Just a UK perspective to maybe help you feel better.

I thought about changing the cast wheels on my 1978 SE for wire spoked wheels. But you don't exactly see many such items on UK ebay. And if you do find an old XS wire wheel, it's usually in pretty bad shape. And usually there's no brake plate or the other bits. So I was hoping to find, probably from different sellers, a front wheel and a rear wheel with brake plate in whatever condition, and then rebuild both wheels with new spokes and rims. Plus of course fit new tyres. Add in minor changes to the swing-arm to take a drum brake torque arm and finding the pivot for the brake lever-actuation rod and I was looking at over £1000. So I decided to love what I've got . . .

I would have been over the moon to score a wheel like that with brake plate, even with the damage, for what you have paid.
 
Just a UK perspective to maybe help you feel better.

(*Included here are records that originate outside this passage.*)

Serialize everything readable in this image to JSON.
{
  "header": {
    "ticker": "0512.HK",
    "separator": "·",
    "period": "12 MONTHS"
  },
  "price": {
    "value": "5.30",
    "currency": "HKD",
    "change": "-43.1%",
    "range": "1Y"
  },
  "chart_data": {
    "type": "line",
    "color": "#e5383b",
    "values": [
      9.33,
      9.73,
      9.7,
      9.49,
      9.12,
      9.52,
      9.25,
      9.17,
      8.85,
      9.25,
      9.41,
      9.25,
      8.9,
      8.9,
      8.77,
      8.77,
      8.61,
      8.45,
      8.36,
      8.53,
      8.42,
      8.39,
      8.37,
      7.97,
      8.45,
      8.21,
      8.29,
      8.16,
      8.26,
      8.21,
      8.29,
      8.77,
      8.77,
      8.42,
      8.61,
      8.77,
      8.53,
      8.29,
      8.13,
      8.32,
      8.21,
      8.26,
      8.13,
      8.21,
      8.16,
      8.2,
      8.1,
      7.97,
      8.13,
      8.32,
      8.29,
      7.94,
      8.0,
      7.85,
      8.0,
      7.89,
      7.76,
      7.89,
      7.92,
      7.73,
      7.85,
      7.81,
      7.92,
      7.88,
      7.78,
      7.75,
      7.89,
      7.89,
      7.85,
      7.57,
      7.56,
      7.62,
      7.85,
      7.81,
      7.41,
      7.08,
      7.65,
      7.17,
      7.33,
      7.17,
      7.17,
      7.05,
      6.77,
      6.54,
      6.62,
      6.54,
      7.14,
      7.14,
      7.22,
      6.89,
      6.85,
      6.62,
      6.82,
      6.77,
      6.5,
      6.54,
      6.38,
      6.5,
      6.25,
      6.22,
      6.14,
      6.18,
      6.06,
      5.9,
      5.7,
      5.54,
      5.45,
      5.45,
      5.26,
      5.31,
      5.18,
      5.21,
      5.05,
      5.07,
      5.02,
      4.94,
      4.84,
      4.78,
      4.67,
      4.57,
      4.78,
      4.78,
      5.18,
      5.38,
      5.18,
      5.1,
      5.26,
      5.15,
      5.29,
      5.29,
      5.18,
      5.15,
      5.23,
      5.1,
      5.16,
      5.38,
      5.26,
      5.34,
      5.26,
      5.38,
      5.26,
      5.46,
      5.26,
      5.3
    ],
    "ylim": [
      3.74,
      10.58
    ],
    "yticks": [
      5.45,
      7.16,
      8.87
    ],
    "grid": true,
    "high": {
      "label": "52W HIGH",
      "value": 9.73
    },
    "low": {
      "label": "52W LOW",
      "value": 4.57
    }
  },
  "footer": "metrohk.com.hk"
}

I thought about changing the cast wheels on my 1978 SE for wire spoked wheels. But you don't exactly see many such items on UK ebay. And if you do find an old XS wire wheel, it's usually in pretty bad shape. And usually there's no brake plate or the other bits. So I was hoping to find, probably from different sellers, a front wheel and a rear wheel with brake plate in whatever condition, and then rebuild both wheels with new spokes and rims. Plus of course fit new tyres. Add in minor changes to the swing-arm to take a drum brake torque arm and finding the pivot for the brake lever-actuation rod and I was looking at over £1000. So I decided to love what I've got . . .

I would have been over the moon to score a wheel like that with brake plate, even with the damage, for what you have paid.

Yeah I have been looking for a rear wheel like this for at least a month. Other than the dent, this one was by far in the best shape cosmetically. So i was pretty over the moon to find it and get it here. Hopefully I can salvage it.
 
Oh, you can salvage it! Worst case is rebuild it with new spokes and rim, or get somebody to rebuild it for you. Maybe more than you hoped to spend but probably not need to take a new mortgage. An you end up with shiny new spokes and rim.

But follow the advice the others have given and you can probably knock that flat spot out.